# Sad but true, it's time to scale down



## Hat80 (Sep 22, 2002)

As allot of you know. In the past four years I’ve had some major health issues. Due to my health, my insurance company will not let me use my 58’ Hatteras Sportfisherman. For the past two years the boat has been shrink wrapped and just sitting. Not being able to use her is driving me nucking futs!

I could just tell the insurance company to go blow a goat and use it anyway. The fact is the boat is worth to much money not to insure. On May 1st the Hatteras will be listed with my broker and be sold ASAP. 

This is kind of a passage of death for a boater. You see when you are younger, your always looking for a way to get into a bigger boat. As you get older, for what ever reason things start to reverse.

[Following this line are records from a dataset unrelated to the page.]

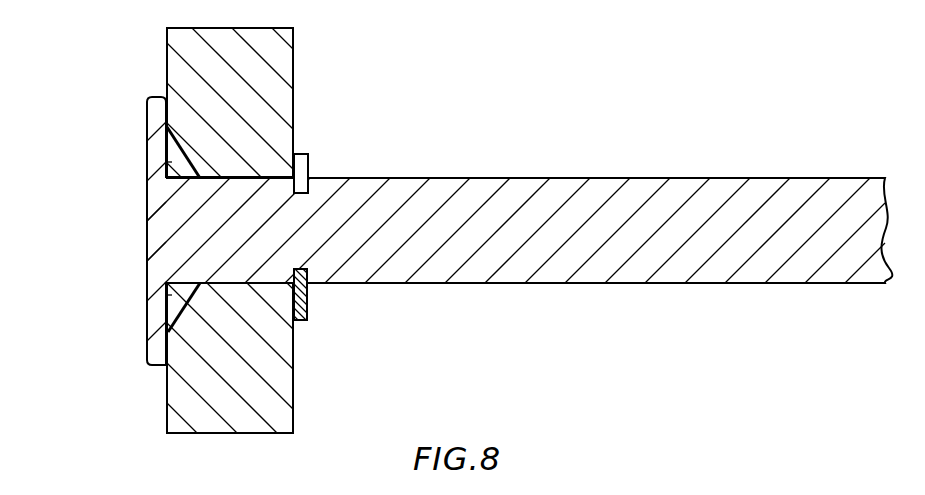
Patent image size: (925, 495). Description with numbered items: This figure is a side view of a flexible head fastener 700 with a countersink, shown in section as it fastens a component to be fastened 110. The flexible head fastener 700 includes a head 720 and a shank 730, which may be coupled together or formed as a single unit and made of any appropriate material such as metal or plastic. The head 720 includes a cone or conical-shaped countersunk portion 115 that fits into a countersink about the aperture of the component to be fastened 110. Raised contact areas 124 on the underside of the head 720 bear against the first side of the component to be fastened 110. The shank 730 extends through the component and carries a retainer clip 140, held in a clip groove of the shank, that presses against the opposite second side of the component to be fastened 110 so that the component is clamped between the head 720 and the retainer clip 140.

The flexible head fastener 700 is at (451, 255).
The shank 730 is at (534, 255).
The head 720 is at (155, 318).
The component to be fastened 110 is at (218, 418).
The contact area 124 is at (166, 110).
The countersunk portion 115 is at (172, 162).
The retainer clip 140 is at (303, 301).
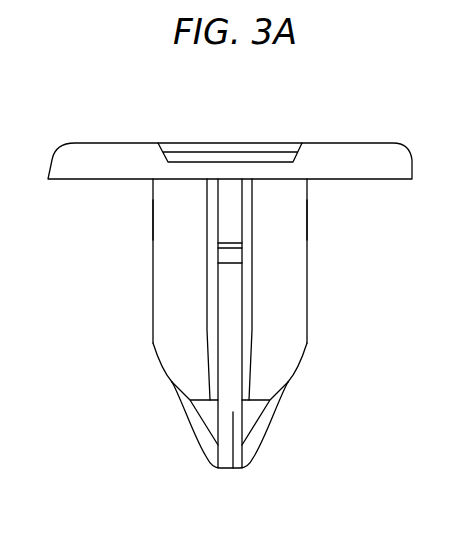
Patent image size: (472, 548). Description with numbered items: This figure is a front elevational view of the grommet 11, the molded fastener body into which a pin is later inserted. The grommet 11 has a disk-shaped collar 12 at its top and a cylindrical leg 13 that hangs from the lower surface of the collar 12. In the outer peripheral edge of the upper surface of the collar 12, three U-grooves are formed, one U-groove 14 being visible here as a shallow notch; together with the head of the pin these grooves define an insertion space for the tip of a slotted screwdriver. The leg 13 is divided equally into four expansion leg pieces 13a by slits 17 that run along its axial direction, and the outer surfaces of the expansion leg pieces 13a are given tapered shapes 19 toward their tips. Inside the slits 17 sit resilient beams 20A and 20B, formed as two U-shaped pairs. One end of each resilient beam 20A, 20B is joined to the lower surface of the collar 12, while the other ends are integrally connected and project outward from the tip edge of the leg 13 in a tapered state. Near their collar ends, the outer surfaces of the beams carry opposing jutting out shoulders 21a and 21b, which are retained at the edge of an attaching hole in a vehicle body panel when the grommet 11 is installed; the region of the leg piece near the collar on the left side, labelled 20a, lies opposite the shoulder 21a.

The grommet 11 is at (383, 126).
The collar 12 is at (78, 155).
The leg 13 is at (134, 258).
The expansion leg piece 13a is at (295, 312).
The U-groove 14 is at (240, 160).
The slit 17 is at (218, 283).
The tapered shape 19 is at (297, 365).
The left leg upper part 20a is at (152, 220).
The jutting out shoulder 21a is at (308, 220).
The jutting out shoulder 21b is at (242, 250).
The resilient beam 20A is at (177, 405).
The resilient beam 20B is at (233, 412).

With that said, I’ve been looking at smaller boats for about three months. I guess it’s my time for a u-turn.

Now for the good news. Got a call, fax and some photos from the broker tonight. He found a 1991 Luhrs 340 Sportfish loaded in excellent condition I can pickup at a great price. 

After seeing the photos, reading the specs and talking with the broker and owner for over a hour. I’m 99.9% sure this will be my next boat. The cool thing is, at the price I’m getting this boat for. I’ll be able to get a second boat, a CC that will be trailerable.

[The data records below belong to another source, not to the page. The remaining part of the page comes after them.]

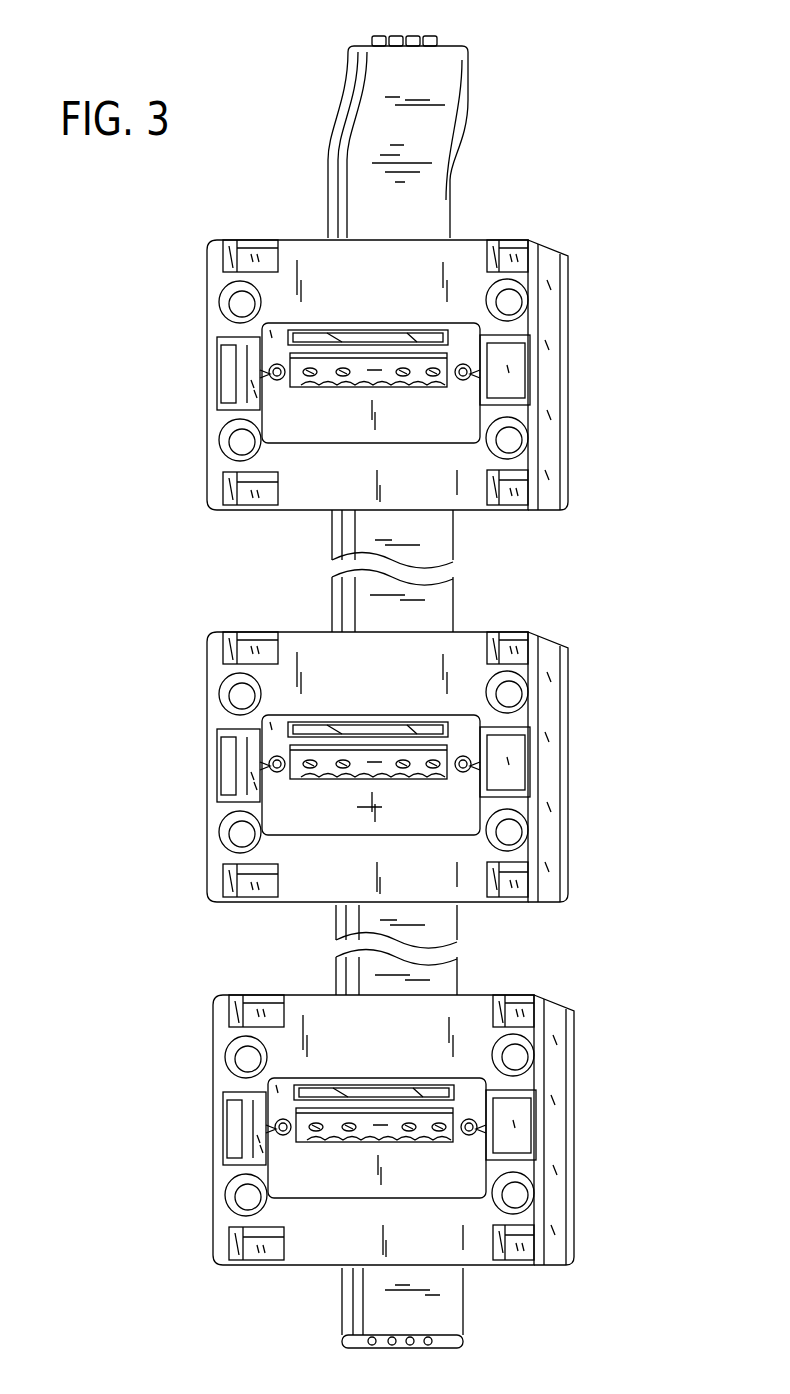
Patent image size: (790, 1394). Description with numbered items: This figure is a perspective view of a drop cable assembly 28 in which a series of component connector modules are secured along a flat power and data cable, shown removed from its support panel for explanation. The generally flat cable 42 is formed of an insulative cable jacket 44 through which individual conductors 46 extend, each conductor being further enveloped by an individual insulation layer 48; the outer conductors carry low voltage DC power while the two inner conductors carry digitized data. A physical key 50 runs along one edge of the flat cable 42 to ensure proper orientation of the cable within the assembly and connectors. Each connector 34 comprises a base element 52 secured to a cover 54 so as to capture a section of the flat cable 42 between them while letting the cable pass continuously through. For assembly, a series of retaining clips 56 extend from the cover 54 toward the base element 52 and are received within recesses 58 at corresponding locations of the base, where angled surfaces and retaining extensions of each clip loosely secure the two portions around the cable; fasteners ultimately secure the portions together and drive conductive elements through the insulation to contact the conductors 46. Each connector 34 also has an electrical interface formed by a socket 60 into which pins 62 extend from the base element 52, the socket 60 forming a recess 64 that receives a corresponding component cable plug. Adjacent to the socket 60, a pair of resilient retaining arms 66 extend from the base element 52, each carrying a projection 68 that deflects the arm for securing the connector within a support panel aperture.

The drop cable assembly 28 is at (424, 372).
The connector 34 is at (361, 220).
The flat cable 42 is at (432, 177).
The insulative cable jacket 44 is at (452, 1340).
The conductors 46 is at (414, 36).
The insulation layer 48 is at (400, 1347).
The physical key 50 is at (348, 88).
The base element 52 is at (584, 752).
The cover 54 is at (603, 759).
The retaining clips 56 is at (370, 372).
The recesses 58 is at (389, 376).
The socket 60 is at (371, 402).
The pins 62 is at (367, 401).
The recess 64 is at (368, 393).
The retaining arms 66 is at (397, 794).
The projection 68 is at (385, 765).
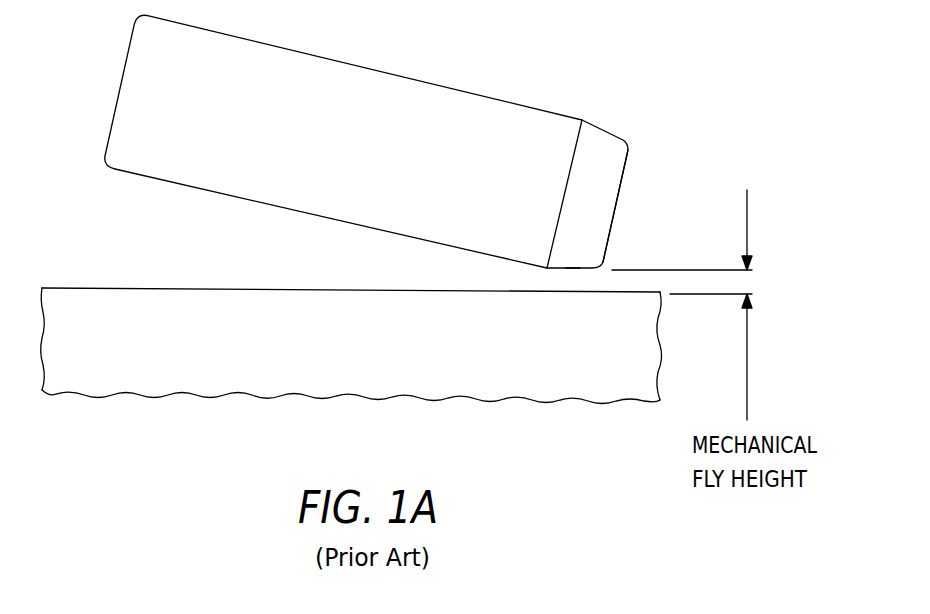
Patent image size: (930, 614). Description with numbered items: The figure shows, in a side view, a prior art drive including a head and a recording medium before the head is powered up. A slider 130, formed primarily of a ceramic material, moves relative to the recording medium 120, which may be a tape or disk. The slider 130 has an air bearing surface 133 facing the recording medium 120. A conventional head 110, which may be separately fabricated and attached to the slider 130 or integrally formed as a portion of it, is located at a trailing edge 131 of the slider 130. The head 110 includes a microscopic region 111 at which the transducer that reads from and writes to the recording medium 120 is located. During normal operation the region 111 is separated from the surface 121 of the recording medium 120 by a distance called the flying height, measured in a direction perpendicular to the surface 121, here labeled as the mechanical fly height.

The slider 130 is at (357, 63).
The trailing edge 131 is at (623, 172).
The head 110 is at (603, 215).
The region 111 is at (573, 270).
The air bearing surface 133 is at (230, 193).
The surface 121 is at (330, 287).
The recording medium 120 is at (148, 385).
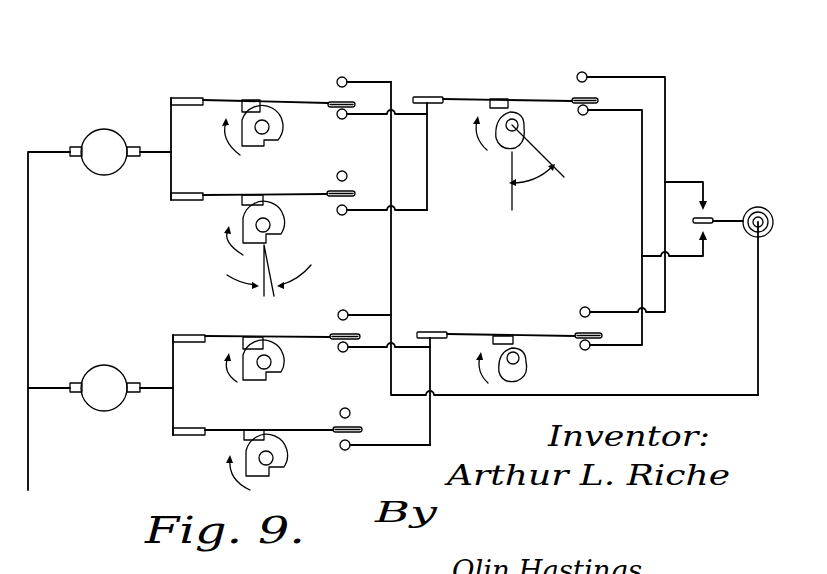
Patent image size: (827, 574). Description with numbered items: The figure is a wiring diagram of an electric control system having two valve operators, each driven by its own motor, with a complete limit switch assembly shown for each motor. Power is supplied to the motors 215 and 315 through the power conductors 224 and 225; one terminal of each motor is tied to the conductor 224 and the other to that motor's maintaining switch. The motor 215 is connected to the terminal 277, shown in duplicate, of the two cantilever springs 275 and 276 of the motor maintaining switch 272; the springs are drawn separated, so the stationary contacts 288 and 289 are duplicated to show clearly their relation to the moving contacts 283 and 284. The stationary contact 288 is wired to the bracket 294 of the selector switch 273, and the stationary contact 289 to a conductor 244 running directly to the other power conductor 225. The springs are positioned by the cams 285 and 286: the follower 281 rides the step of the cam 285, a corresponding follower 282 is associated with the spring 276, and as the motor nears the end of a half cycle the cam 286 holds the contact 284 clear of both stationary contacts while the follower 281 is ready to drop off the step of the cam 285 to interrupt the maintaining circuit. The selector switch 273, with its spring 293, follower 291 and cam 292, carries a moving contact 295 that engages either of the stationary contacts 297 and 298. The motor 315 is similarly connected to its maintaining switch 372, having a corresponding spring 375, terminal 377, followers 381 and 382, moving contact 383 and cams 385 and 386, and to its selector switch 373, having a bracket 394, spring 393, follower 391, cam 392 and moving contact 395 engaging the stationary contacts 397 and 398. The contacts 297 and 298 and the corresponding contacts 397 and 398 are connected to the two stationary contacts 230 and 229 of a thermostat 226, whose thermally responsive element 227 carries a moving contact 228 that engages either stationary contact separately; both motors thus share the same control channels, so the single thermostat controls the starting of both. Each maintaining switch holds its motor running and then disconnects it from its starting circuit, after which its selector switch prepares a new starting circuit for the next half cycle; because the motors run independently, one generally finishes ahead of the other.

Here is a pic and some specs. I’ve got 10 or 12 photos of the boat. Later tonight I’ll do a slideshow of the rest of the boat…..Tightlines









*1991 Luhrs 340 Sportfisher *

*BOAT SLIDESHOW * 

*GALLEY EQUIPMENT / CABIN / HEAD*

Microwave 
2-Burner Stove 
Norcold Refrigerator 
Blender 
Coffee Maker 
Sink 
Silverware and Dishware
Full Head With Shower
Large Forward V-berth With Cedar Lockers
Convertible Four Person Dinette / Sleeps Two
Sofa With Storage
Custom Mirrored Overhead Rod Storage
Ample Cabinets / Lockers And Storage 

*ELECTRONICS NAV* 

Garmin Color GPS Chartplotter 
Furuno Color DF/FF
Furuno Color 67 Mile Radar 
Simrad VHF
Cobra CB/SSB
Robertson Auto Pilot 

*ELECTRICAL SYSTEM* 

35K Onan Generator 
AC/Heat 
Stereo am/fm/CD 
Batteries
Heylon Fire System
Shore Power Cables 

*DECK & HULL*

34 Feet At Waterline - !2 Foot 6 Inch Beam
Tuna Tower - New tachs, wiring and cables 
Rupp Outriggers And Downriggers 
Custom Cockpit Wet Bar – Tackle Center 
New bridge enclosure
Spreader Lights / Cockpit Lights / Underwater Transom Lights
Two Large Fish Boxes and Livewell
Fresh / Saltwater Washdown
Fighting Chair 
Anchor/Windlass
Fenders And Dock Lines 
New risers, elbows, manifolds and all hoses in 2004 
Teak and Holly Sole in Cabin 
Trim Tabs
New Props, Rudders and Zincs in 2004


----------



## Anthony (Jul 3, 2002)

Sorry to hear that Clyde, I know how much you wanted to take that boat out. At least you will still be able to get another boat, and I'm sure the insurance premiums will be less.


----------



## FL FISHERMAN (Sep 30, 2002)

That sucks but your health takes precedence my friend! You know what when it goes on the market let me know how much, maybe I can buy it from you.     J/K


----------



## catman (May 28, 2001)

Sorry about the health problems. Welcome back to the dark side. That Luhrs well look mighty handsome is the Fall MSSA Rock tournament.  I'm ready. Instead of paying for a motel room I'd rather use the money for your gas tank and stay on board.  All kidding aside, I'm glad things will be a little more manageable now. 

Catman.


----------



## Dixie719 (May 12, 2003)

Just don't let the Asian Connection on that new boat and you will be alright!


----------



## AL_N_VB (Apr 3, 2002)

Dixie719 said:


> Just don't let the Asian Connection on that new boat and you will be alright!


.......



what?...no keg stand.......??

Sorry ta hear yer losing her HAt......Maybe I can help ya Christen the new boat


----------



## catman (May 28, 2001)

Nserch4Drum said:


> .......
> 
> 
> 
> ...


Sounds like the opportunity for a P&S party.  

Catman.


----------



## Cdog (Mar 18, 2002)

Sorry your losing her Hat, I wanted to fish her with ya. Guess I'll have to settle for a ride on your new little boat...


----------



## Hat80 (Sep 22, 2002)

*Thanks guys!*

After 15 years the Hatteras will be hard to let go.  The Luhrs is a nice boat but it ain't no Hatteras!  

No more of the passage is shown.